寄生植物のヤドリギです。自ら光合成もするので、正確には半寄生植物というそうです。
 大伴家持の歌に、このヤドリギを詠んだ一首があります。

天平勝宝二年正月二日、国庁に饗(あえ)を諸(もろもろ)の郡司等に給ふ宴の歌一首 (万葉集 十八 4136)

<原文>
 安之比奇能 夜麻能許奴礼能 保与等理天 可射之都良久波 知等世保久等曽

<訓読>
あしひきの 山の木末(こぬれ)の寄生(ほよ)取りて 
挿頭(かざ)しつらくは 千歳(ちとせ)寿(ほ)ぐとぞ

<通訳>
山の梢のから寄生(ほよ)を取って、髪に挿したのは、千年の命を祝う気持からです。 (「新編古典日本文学全集 萬葉集4」 小学館)

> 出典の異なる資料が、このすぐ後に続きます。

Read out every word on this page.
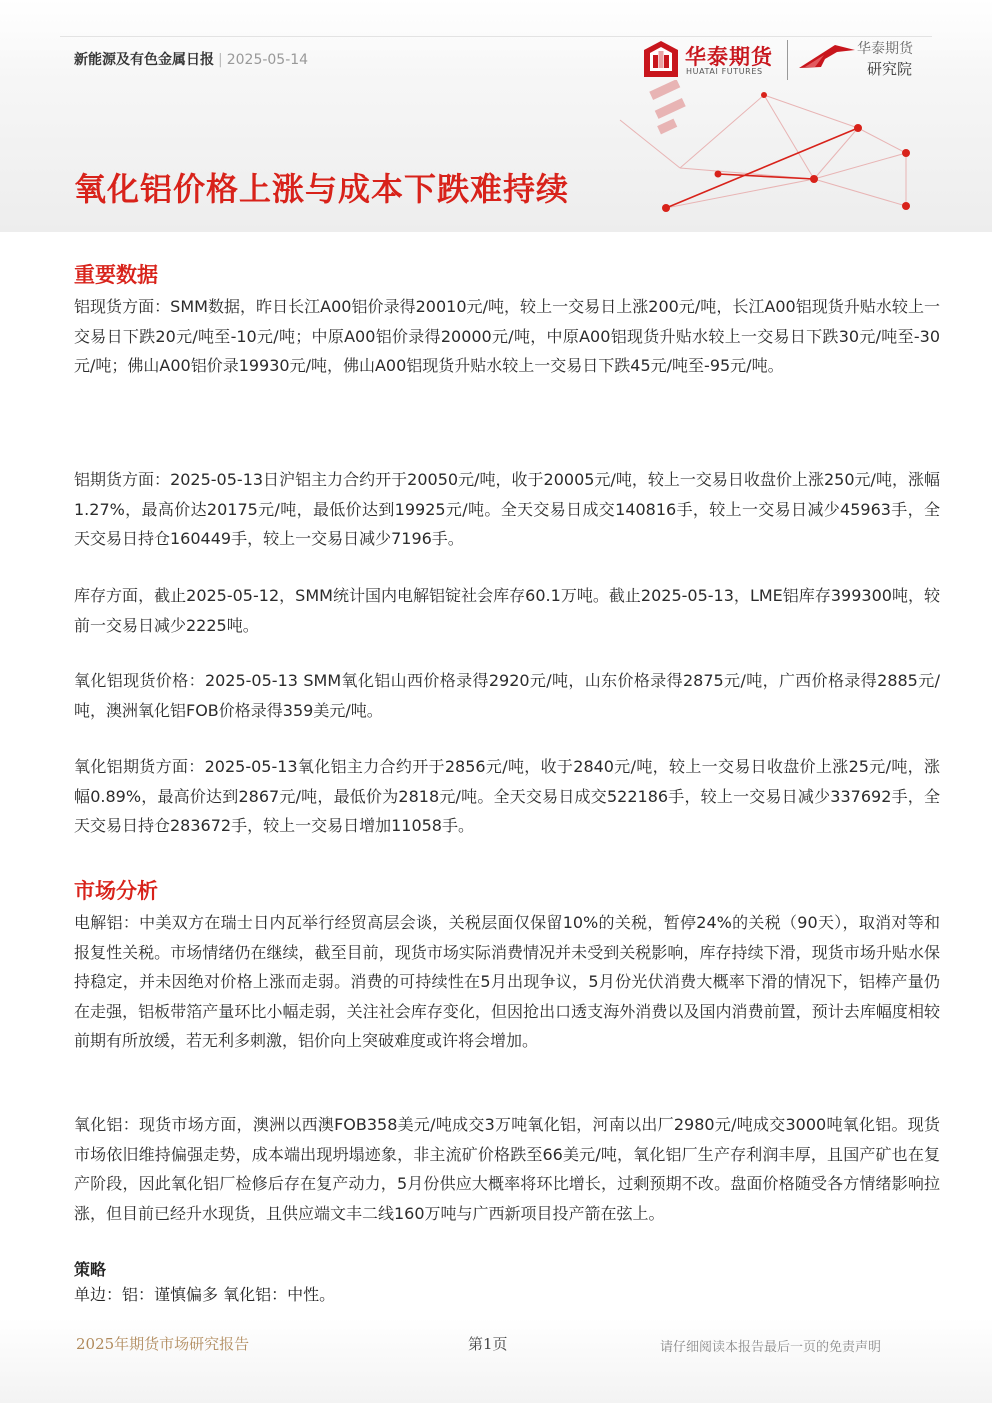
新能源及有色金属日报 | 2025-05-14	华泰期货
HUATAI FUTURES
华泰期货
研究院
氧化铝价格上涨与成本下跌难持续
重要数据

铝现货方面：SMM数据，昨日长江A00铝价录得20010元/吨，较上一交易日上涨200元/吨，长江A00铝现货升贴水较上一交易日下跌20元/吨至-10元/吨；中原A00铝价录得20000元/吨，中原A00铝现货升贴水较上一交易日下跌30元/吨至-30元/吨；佛山A00铝价录19930元/吨，佛山A00铝现货升贴水较上一交易日下跌45元/吨至-95元/吨。

铝期货方面：2025-05-13日沪铝主力合约开于20050元/吨，收于20005元/吨，较上一交易日收盘价上涨250元/吨，涨幅1.27%，最高价达20175元/吨，最低价达到19925元/吨。全天交易日成交140816手，较上一交易日减少45963手，全天交易日持仓160449手，较上一交易日减少7196手。

库存方面，截止2025-05-12，SMM统计国内电解铝锭社会库存60.1万吨。截止2025-05-13，LME铝库存399300吨，较前一交易日减少2225吨。

氧化铝现货价格：2025-05-13 SMM氧化铝山西价格录得2920元/吨，山东价格录得2875元/吨，广西价格录得2885元/吨，澳洲氧化铝FOB价格录得359美元/吨。

氧化铝期货方面：2025-05-13氧化铝主力合约开于2856元/吨，收于2840元/吨，较上一交易日收盘价上涨25元/吨，涨幅0.89%，最高价达到2867元/吨，最低价为2818元/吨。全天交易日成交522186手，较上一交易日减少337692手，全天交易日持仓283672手，较上一交易日增加11058手。

市场分析

电解铝：中美双方在瑞士日内瓦举行经贸高层会谈，关税层面仅保留10%的关税，暂停24%的关税（90天），取消对等和报复性关税。市场情绪仍在继续，截至目前，现货市场实际消费情况并未受到关税影响，库存持续下滑，现货市场升贴水保持稳定，并未因绝对价格上涨而走弱。消费的可持续性在5月出现争议，5月份光伏消费大概率下滑的情况下，铝棒产量仍在走强，铝板带箔产量环比小幅走弱，关注社会库存变化，但因抢出口透支海外消费以及国内消费前置，预计去库幅度相较前期有所放缓，若无利多刺激，铝价向上突破难度或许将会增加。

氧化铝：现货市场方面，澳洲以西澳FOB358美元/吨成交3万吨氧化铝，河南以出厂2980元/吨成交3000吨氧化铝。现货市场依旧维持偏强走势，成本端出现坍塌迹象，非主流矿价格跌至66美元/吨，氧化铝厂生产存利润丰厚，且国产矿也在复产阶段，因此氧化铝厂检修后存在复产动力，5月份供应大概率将环比增长，过剩预期不改。盘面价格随受各方情绪影响拉涨，但目前已经升水现货，且供应端文丰二线160万吨与广西新项目投产箭在弦上。

策略
单边：铝：谨慎偏多 氧化铝：中性。
2025年期货市场研究报告	第1页	请仔细阅读本报告最后一页的免责声明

「寄生(ほよ)」は、ヤドリギの古名。この歌を作った当時の家持は、国司として越中に赴任していました。
越中の国庁は、現在の富山県高岡市伏木にあり、天平勝宝2年(700)の正月、家持は、国庁で開かれた宴で、集まった郡司らに新年のお祝いの歌を披露しました。それがこの歌です。

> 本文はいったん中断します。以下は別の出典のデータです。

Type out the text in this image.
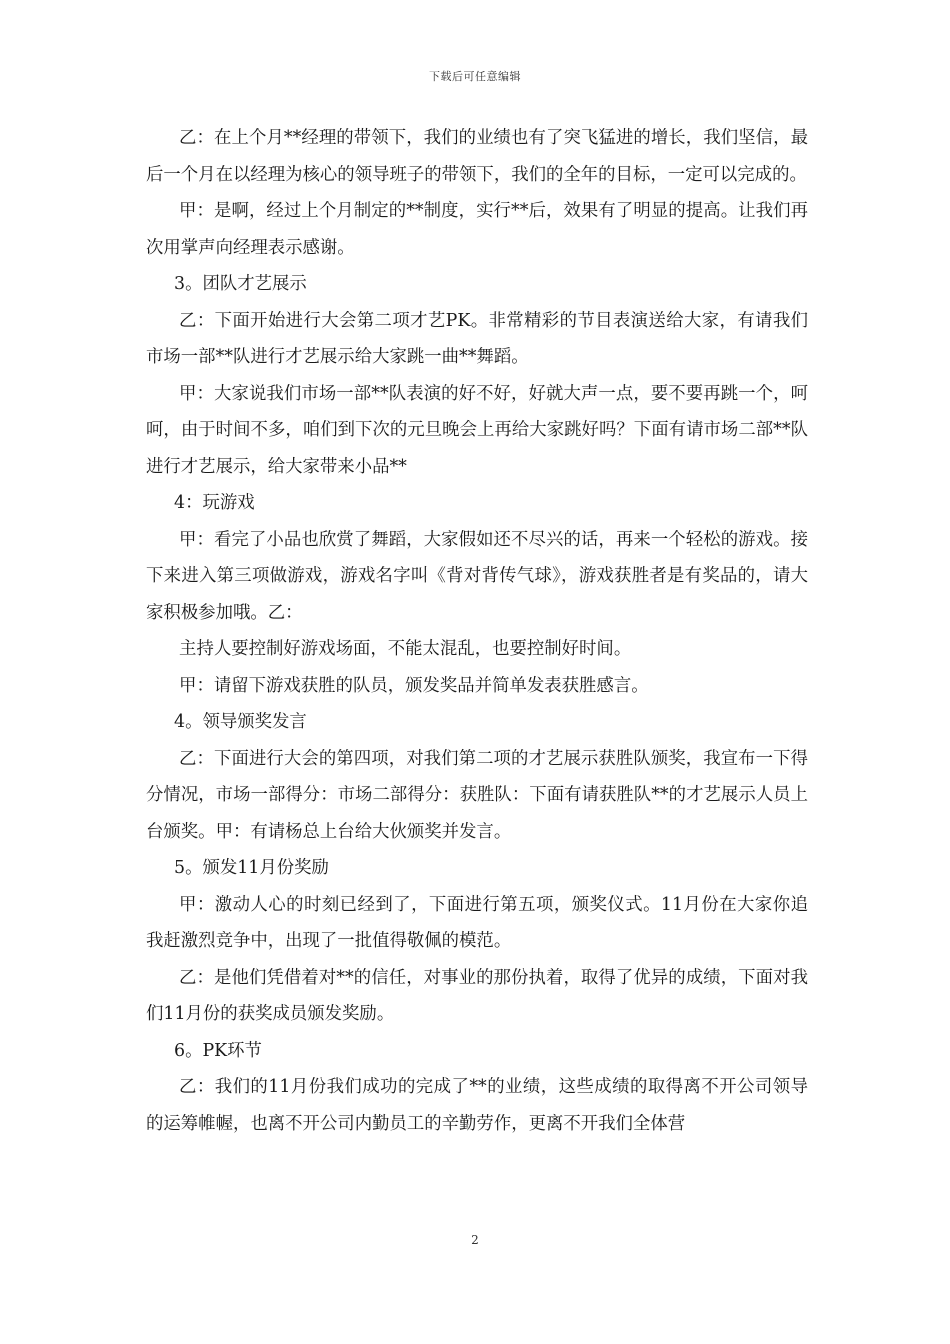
下载后可任意编辑

乙：在上个月**经理的带领下，我们的业绩也有了突飞猛进的增长，我们坚信，最后一个月在以经理为核心的领导班子的带领下，我们的全年的目标，一定可以完成的。

甲：是啊，经过上个月制定的**制度，实行**后，效果有了明显的提高。让我们再次用掌声向经理表示感谢。

3。团队才艺展示

乙：下面开始进行大会第二项才艺PK。非常精彩的节目表演送给大家，有请我们市场一部**队进行才艺展示给大家跳一曲**舞蹈。

甲：大家说我们市场一部**队表演的好不好，好就大声一点，要不要再跳一个，呵呵，由于时间不多，咱们到下次的元旦晚会上再给大家跳好吗？下面有请市场二部**队进行才艺展示，给大家带来小品**

4：玩游戏

甲：看完了小品也欣赏了舞蹈，大家假如还不尽兴的话，再来一个轻松的游戏。接下来进入第三项做游戏，游戏名字叫《背对背传气球》，游戏获胜者是有奖品的，请大家积极参加哦。乙：

主持人要控制好游戏场面，不能太混乱，也要控制好时间。

甲：请留下游戏获胜的队员，颁发奖品并简单发表获胜感言。

4。领导颁奖发言

乙：下面进行大会的第四项，对我们第二项的才艺展示获胜队颁奖，我宣布一下得分情况，市场一部得分：市场二部得分：获胜队：下面有请获胜队**的才艺展示人员上台颁奖。甲：有请杨总上台给大伙颁奖并发言。

5。颁发11月份奖励

甲：激动人心的时刻已经到了，下面进行第五项，颁奖仪式。11月份在大家你追我赶激烈竞争中，出现了一批值得敬佩的模范。

乙：是他们凭借着对**的信任，对事业的那份执着，取得了优异的成绩，下面对我们11月份的获奖成员颁发奖励。

6。PK环节

乙：我们的11月份我们成功的完成了**的业绩，这些成绩的取得离不开公司领导的运筹帷幄，也离不开公司内勤员工的辛勤劳作，更离不开我们全体营

2
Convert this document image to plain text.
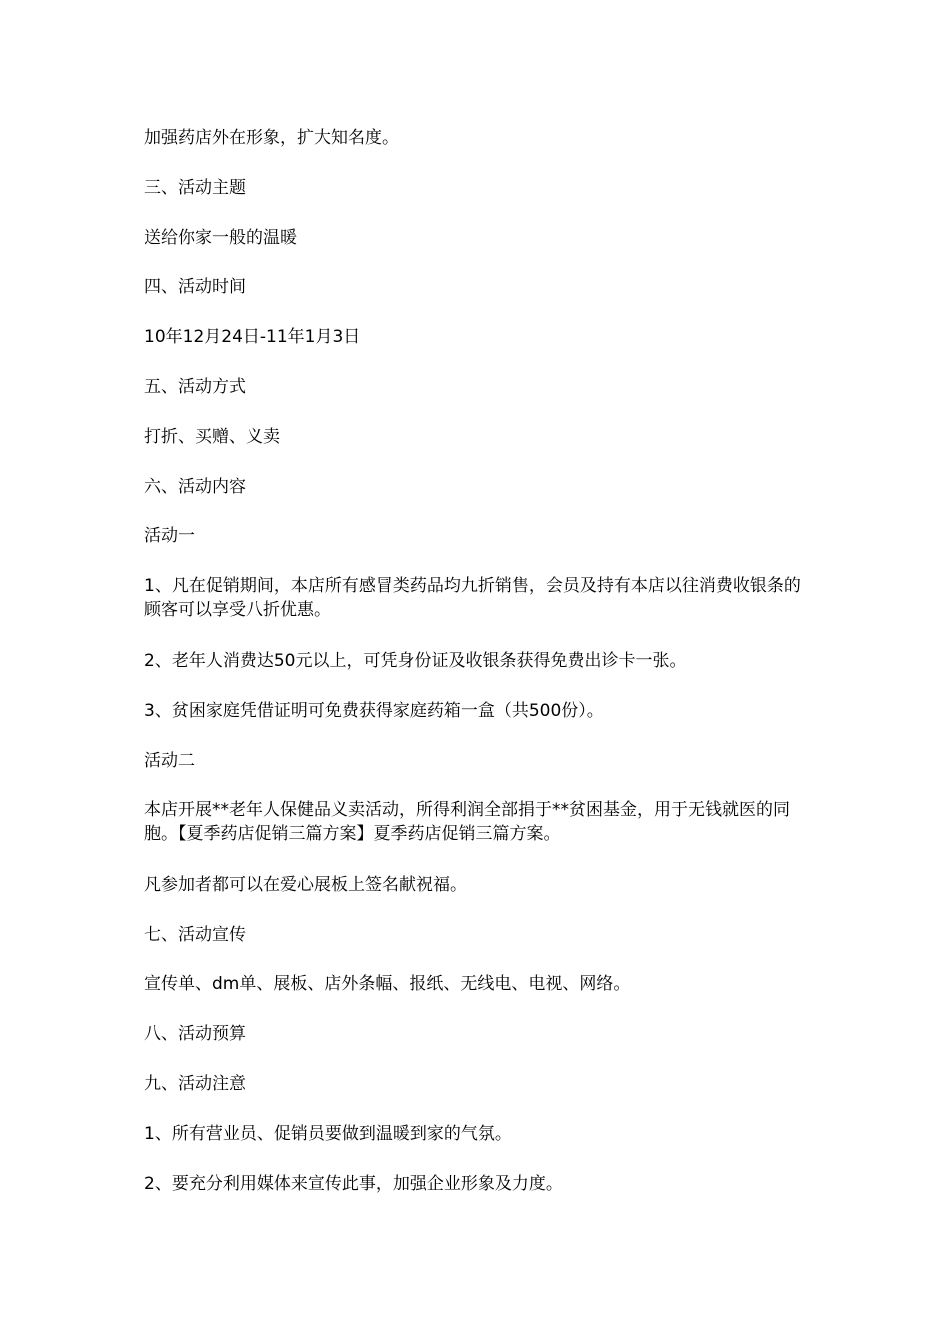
加强药店外在形象，扩大知名度。

三、活动主题

送给你家一般的温暖

四、活动时间

10年12月24日-11年1月3日

五、活动方式

打折、买赠、义卖

六、活动内容

活动一

1、凡在促销期间，本店所有感冒类药品均九折销售，会员及持有本店以往消费收银条的顾客可以享受八折优惠。

2、老年人消费达50元以上，可凭身份证及收银条获得免费出诊卡一张。

3、贫困家庭凭借证明可免费获得家庭药箱一盒（共500份）。

活动二

本店开展**老年人保健品义卖活动，所得利润全部捐于**贫困基金，用于无钱就医的同胞。【夏季药店促销三篇方案】夏季药店促销三篇方案。

凡参加者都可以在爱心展板上签名献祝福。

七、活动宣传

宣传单、dm单、展板、店外条幅、报纸、无线电、电视、网络。

八、活动预算

九、活动注意

1、所有营业员、促销员要做到温暖到家的气氛。

2、要充分利用媒体来宣传此事，加强企业形象及力度。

また、フランスやイギリスなどには、クリスマスにヤドリギのリースを飾り、その枝の下では女性にキスをするのが許される習慣が残っており、そうすると、その1年が幸せになるといわれています。

西洋でも、日本でも、ヤドリギは神聖な植物といえます。

ネットで探したら、鎌倉・鶴岡八幡宮境内の大木のヤドリギがありましたので添付します。
1本の木に、ものすごくたくさんのヤドリギが寄生しています。壮観です。

新年を迎えるに当たり、万葉集の一首を贈ります。